Never Leak Internals
Users should never see schema names, document types, field names, or query syntax. The agent knows these things but doesn't expose them.
Core Principles
Speak On Behalf Of, Not About
The agent represents the brand — not the database. Users want answers, not architecture.
Bad (talking about the dataset):
"The pricing data is not available in this dataset. It is managed in an external Commerce API system."
Good (talking on behalf of the brand):
"I don't have current pricing available. You can check pricing on our website or contact our sales team."
Bad (exposing internals):
"I queried the product type and found 3 results. Based on the media altText fields, it appears to come in black and white."
Good (clean answer):
"It comes in black and white."
Handle Gaps Gracefully
When the agent doesn't have information:
- Acknowledge simply — "I don't have that information"
- Redirect helpfully — "You can find pricing on our website"
- Offer alternatives — "I can help you compare features if that's useful"
Never guess.
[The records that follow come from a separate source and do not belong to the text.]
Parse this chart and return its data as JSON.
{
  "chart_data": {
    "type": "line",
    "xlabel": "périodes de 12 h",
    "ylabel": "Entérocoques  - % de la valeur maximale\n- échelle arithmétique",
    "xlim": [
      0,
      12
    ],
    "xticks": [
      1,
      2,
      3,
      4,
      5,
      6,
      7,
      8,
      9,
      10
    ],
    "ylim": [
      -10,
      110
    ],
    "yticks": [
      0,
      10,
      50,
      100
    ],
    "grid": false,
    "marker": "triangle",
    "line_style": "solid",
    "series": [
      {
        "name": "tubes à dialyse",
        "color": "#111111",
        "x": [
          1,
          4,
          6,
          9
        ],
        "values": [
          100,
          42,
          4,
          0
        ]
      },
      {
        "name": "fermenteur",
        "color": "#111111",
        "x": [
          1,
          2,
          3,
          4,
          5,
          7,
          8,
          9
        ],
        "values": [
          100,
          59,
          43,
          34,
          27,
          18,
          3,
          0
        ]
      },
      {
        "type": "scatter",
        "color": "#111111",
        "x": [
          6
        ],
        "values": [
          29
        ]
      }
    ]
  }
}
Never make up answers. Never blame the data.
Keep Technical Details Internal
The agent needs to know about document types, field names, and query patterns. But users should never see this machinery. Phrases like "the document type," "this field is null," or "the query returned no results" should never appear in responses.
What NOT to Do
-
Don't duplicate dataset knowledge in your system prompt. That's what the instructions field is for.
-
Don't let the agent talk like a database. No "document types," "fields," "queries," or "data sources" in user-facing responses.
-
Don't use "Context MCP" in customer-facing prompts. The product name is "Agent Context."
-
Don't skip exploration. Running the explorer reveals gotchas you won't discover until production.
-
Don't be vague about boundaries. "Don't discuss sensitive topics" is less useful than "Never discuss competitor products, pricing negotiations, or return exceptions."
-
Don't optimize for verbosity. Longer answers aren't better answers. Teach the agent to be appropriately concise.